• The KillerFrogs

OT: Best pizza in FW?

froginmn

Full Member
My grandfather worked on the Totino’s building as a bricklayer. The pizza there was good. The frozen stuff of the same name not so much.

Grew up not far from Torino Grace. My grandfather lived very near it until the day he passed. I have funny football stories about playing Totino Grace including probably the first ever recorded non-hockey portal transfer in MN high school football when the Irondale QB from my junior year somehow ended up as the starting QB for TG my senior year without having to sit a year per conference rules.

On a different note, Redd’s Savoy pizza in St Paul is bar none the best pizza I’ve had anywhere in the country. Until it closed. The impostor franchises are not the same. I miss the Savoy.
For a while I worked literally next door to Red's Savoy. I took my team there for lunch a couple times and got takeout for other events. The three things about that restaurant were that 1) it took your eyes 15 seconds to adjust to the dark when you went inside, and 15 more to not be blinded when you went back out, 2) several years after indoor smoking was banned, the place still reeked of smoke, and 3) somehow that restaurant was a target for cars, mostly coming off of the Lafayette Bridge. They eventually installed a long concrete pillar on the south side of the building to save people.
 

froginmn

Full Member
On a different note, Redd’s Savoy pizza in St Paul is bar none the best pizza I’ve had anywhere in the country. Until it closed. The impostor franchises are not the same. I miss the Savoy.
I'm guessing you might be just a couple years too young, but did you ever have Mario's Pizza? There were maybe five of them at one time - one in Mpls., one Bloomington Southtown,... I think it was about five times better than Savoy. My brother and I cried when they closed.
 

Peacefrog

Degenerate
I'm guessing you might be just a couple years too young, but did you ever have Mario's Pizza? There were maybe five of them at one time - one in Mpls., one Bloomington Southtown,... I think it was about five times better than Savoy. My brother and I cried when they closed.
I don’t remember Mario’s unfortunately.
 

SwissArmyFrog

Active Member
Back in the early-ish 80's there was a pizza place a block or 2 east of the TCU campus on the north side of Berry. Don't remember the name, but it used 1 or more Greek letters.

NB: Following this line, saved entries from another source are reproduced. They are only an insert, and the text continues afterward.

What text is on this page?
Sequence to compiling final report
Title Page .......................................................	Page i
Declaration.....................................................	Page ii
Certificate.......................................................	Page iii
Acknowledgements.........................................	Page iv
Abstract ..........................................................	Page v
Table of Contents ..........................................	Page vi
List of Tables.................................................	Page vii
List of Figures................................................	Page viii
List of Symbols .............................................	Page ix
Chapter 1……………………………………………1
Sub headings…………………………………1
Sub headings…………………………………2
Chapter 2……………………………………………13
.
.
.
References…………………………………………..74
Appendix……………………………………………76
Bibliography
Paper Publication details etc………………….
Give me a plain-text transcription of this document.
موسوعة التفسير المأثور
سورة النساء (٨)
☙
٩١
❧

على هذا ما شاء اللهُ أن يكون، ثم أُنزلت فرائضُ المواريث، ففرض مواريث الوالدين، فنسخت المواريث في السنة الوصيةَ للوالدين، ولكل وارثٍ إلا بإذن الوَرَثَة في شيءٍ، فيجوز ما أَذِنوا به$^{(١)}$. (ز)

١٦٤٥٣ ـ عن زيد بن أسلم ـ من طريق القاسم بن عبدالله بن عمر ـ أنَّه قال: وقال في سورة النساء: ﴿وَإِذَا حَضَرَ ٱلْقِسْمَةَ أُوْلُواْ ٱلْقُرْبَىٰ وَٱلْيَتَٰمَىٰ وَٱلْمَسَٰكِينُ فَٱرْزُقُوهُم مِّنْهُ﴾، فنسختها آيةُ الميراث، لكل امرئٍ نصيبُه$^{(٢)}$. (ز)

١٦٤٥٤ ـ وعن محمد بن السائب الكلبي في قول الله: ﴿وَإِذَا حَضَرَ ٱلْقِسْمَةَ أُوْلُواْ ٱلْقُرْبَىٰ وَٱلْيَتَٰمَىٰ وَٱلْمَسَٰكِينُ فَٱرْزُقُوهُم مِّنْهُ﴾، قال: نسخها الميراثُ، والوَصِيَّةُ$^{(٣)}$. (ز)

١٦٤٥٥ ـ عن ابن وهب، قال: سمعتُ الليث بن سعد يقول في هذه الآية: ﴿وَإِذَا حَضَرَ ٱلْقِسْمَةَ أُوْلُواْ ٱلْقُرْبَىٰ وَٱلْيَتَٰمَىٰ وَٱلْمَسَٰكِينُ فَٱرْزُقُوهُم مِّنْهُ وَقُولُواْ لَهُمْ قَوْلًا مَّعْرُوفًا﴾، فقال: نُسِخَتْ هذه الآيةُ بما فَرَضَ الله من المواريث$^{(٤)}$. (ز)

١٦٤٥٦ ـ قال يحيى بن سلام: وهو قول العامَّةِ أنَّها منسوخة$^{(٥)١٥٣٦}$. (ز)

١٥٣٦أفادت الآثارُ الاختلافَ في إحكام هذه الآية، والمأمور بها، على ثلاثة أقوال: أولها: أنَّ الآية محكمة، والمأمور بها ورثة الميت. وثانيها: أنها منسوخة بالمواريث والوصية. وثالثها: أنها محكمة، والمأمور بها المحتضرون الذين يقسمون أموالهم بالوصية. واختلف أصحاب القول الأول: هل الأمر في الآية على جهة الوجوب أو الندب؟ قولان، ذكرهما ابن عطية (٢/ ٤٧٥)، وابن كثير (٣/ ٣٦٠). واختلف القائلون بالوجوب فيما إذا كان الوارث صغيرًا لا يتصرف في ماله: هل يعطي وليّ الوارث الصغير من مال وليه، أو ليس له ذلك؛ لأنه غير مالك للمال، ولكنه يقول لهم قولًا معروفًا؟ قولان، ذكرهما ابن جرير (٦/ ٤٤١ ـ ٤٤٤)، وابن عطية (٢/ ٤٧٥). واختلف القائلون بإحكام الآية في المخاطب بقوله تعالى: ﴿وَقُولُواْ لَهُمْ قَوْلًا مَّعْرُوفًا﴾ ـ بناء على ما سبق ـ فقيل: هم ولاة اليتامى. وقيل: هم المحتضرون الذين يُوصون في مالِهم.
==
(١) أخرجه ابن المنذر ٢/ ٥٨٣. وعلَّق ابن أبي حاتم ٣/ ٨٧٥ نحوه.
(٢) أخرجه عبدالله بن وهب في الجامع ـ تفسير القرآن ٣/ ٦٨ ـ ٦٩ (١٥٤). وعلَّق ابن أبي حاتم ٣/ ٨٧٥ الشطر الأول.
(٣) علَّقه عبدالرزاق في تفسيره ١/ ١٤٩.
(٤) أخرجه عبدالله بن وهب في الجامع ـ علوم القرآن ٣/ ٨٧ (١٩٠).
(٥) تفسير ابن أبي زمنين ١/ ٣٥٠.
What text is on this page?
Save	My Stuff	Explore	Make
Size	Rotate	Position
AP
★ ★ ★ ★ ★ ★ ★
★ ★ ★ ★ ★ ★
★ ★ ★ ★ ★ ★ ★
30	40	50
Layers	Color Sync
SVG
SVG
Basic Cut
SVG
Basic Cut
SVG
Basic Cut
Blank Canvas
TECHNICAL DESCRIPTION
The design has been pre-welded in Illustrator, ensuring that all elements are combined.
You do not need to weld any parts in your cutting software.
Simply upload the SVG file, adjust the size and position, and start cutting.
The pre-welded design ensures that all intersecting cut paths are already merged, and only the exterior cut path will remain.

Awful. The worst pizza I have ever tried. Smell reminiscent of formaldehyde. We took the box - with 95% of the pizza remaining - to the guys in the Tom Brown tv room and said, "Free pizza!" None of them took more than 1 bite.
 

WIN

Active Member
Back in the early-ish 80's there was a pizza place a block or 2 east of the TCU campus on the north side of Berry. Don't remember the name, but it used 1 or more Greek letters.

Awful. The worst pizza I have ever tried. Smell reminiscent of formaldehyde. We took the box - with 95% of the pizza remaining - to the guys in the Tom Brown tv room and said, "Free pizza!" None of them took more than 1 bite.

Tell you how hard I am to please, loved their stromboli!
 

Peacefrog

Degenerate
For a while I worked literally next door to Red's Savoy. I took my team there for lunch a couple times and got takeout for other events. The three things about that restaurant were that 1) it took your eyes 15 seconds to adjust to the dark when you went inside, and 15 more to not be blinded when you went back out, 2) several years after indoor smoking was banned, the place still reeked of smoke, and 3) somehow that restaurant was a target for cars, mostly coming off of the Lafayette Bridge. They eventually installed a long concrete pillar on the south side of the building to save people.
I think the waitresses had all worked there for decades and probably contributed 75 percent of that cigarette smoke.
 

tyler durden

Tyler Durden
I grew up in FW, so Mama’s is my hands-down favorite. The Berry Street location is a time capsule with TCU stuff on the walls, right down to the Temple Tornado hype poster, will all the ink not cyan faded away. Not only is the quality of the pizza completely unchanged, but the high school girls behind the counter have a laissez-faire, disaffected air about them, consistent since at least the early 80s.